Broker Check

Name Brand Advice

November 20, 2024

Hi, my name is Austin Lane, and I am a brand-name consumer. *You say "Hi Austin"*. While I'm primarily in recovery, I still have relapses now and again. In my younger years, you wouldn't find me shopping for anything that was not a name brand. I bought the name, and we're talking about shoes, cereal, or whatever. Now listen, there are some things I will not yield on; if my wife buys non-JIF peanut butter, a fight will occur. However, as I matured, I learned that there are differences in quality, and name brands don't always equal quality.

I spend considerable time thinking about how and why people choose to do business wherever they do, whether grocery shopping or choosing a financial advisor. There are two main things I want to highlight: brand name bias and trust, which are somewhat related. Trust can be earned or imputed, so while you may now trust your advisor, it's possible that initial trust was attributed to them being at a brand-name firm, something I have benefited from in my career.

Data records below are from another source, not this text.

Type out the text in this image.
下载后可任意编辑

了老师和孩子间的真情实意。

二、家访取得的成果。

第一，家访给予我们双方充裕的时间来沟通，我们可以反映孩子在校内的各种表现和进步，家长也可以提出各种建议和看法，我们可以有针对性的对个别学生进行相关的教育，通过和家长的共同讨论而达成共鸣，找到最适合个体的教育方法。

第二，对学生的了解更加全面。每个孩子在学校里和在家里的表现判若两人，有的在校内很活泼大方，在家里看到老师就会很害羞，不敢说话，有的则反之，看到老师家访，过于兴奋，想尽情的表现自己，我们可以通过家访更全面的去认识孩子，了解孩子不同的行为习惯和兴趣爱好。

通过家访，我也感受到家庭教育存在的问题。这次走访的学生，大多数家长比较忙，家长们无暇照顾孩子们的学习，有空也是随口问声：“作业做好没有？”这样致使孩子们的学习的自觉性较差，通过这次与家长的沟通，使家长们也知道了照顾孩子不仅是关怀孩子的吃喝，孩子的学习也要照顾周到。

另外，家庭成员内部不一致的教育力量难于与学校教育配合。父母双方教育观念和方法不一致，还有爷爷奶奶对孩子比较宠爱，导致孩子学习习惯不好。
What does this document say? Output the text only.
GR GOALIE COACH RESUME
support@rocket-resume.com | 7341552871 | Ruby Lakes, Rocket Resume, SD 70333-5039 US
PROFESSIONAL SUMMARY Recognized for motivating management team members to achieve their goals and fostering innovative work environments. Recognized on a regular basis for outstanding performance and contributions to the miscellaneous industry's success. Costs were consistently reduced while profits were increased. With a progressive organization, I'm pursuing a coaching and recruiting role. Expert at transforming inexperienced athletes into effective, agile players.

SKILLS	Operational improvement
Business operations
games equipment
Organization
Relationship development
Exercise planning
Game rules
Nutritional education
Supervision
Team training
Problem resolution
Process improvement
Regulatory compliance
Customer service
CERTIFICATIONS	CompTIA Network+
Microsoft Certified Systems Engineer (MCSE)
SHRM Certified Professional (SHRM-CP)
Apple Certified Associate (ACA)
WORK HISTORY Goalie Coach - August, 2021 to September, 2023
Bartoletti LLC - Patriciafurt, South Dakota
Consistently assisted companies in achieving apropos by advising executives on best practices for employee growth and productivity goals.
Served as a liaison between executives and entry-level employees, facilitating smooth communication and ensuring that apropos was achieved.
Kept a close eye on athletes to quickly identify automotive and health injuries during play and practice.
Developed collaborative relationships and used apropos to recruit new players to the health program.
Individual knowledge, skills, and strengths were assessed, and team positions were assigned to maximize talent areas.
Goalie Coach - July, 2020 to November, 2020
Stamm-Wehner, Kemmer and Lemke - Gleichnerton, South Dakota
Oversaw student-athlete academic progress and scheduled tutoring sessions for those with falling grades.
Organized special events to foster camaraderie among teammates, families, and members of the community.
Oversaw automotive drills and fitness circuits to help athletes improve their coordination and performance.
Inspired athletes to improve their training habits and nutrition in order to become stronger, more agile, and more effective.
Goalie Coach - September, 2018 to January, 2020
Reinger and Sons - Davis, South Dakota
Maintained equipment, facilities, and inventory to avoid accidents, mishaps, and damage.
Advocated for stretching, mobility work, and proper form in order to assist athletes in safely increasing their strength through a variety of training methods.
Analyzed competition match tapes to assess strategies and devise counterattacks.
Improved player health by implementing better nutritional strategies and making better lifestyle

Working with the name brand makes sense in manufacturing or a business with tangible goods. When you buy a new car, it's probably a Toyota or a Ford, not a Daewoo (no offense to Daewoo). The scale needed to manage the consistency in production at an affordable price will line up well with large, well-funded companies. What about in a nontangible industry, an industry based on ideas and advice without the overhead of tangible companies? What advantages exist in that brand name for financial advice? With brand names comes comfort, but I would argue it's misunderstood comfort. The challenge I see from a consumer perspective is that differentiation is hard to identify from the myriad of financial firms and advisors, and from 30,000 ft, they all sound similar.

If you approach the idea of investing and financial planning from the concept of investing your trust rather than resources, what questions would you ask? Can you talk to the owner of the company you are trusting? Does your advisor and their firm give back meaningfully to your local community? What are their economic incentives? Would you take advice from them beyond financial?

I've been in the financial industry since 2010, and I've met a lot of financial advisors. While the natural inclination of a consumer is to go with a brand name, the natural inclination of financial advisors is to go with independence under their brand. If your advisor is independent, ensure they continually earn and deserve your trust. If your advisor is with a name-brand firm, that is fine, but ask why they have not gone independent. If I died, and my wife, in the depths of her grief, had to pick up the pieces of her life and find a financial advisor, she would see that in my will, I insist she only buys brand name JIF peanut butter, and that I left her a list of advisors to call, none of whom are brand name. The correlation between quality and name brand is different from what you think it might be in this industry, so only invest your trust if you verify the quality.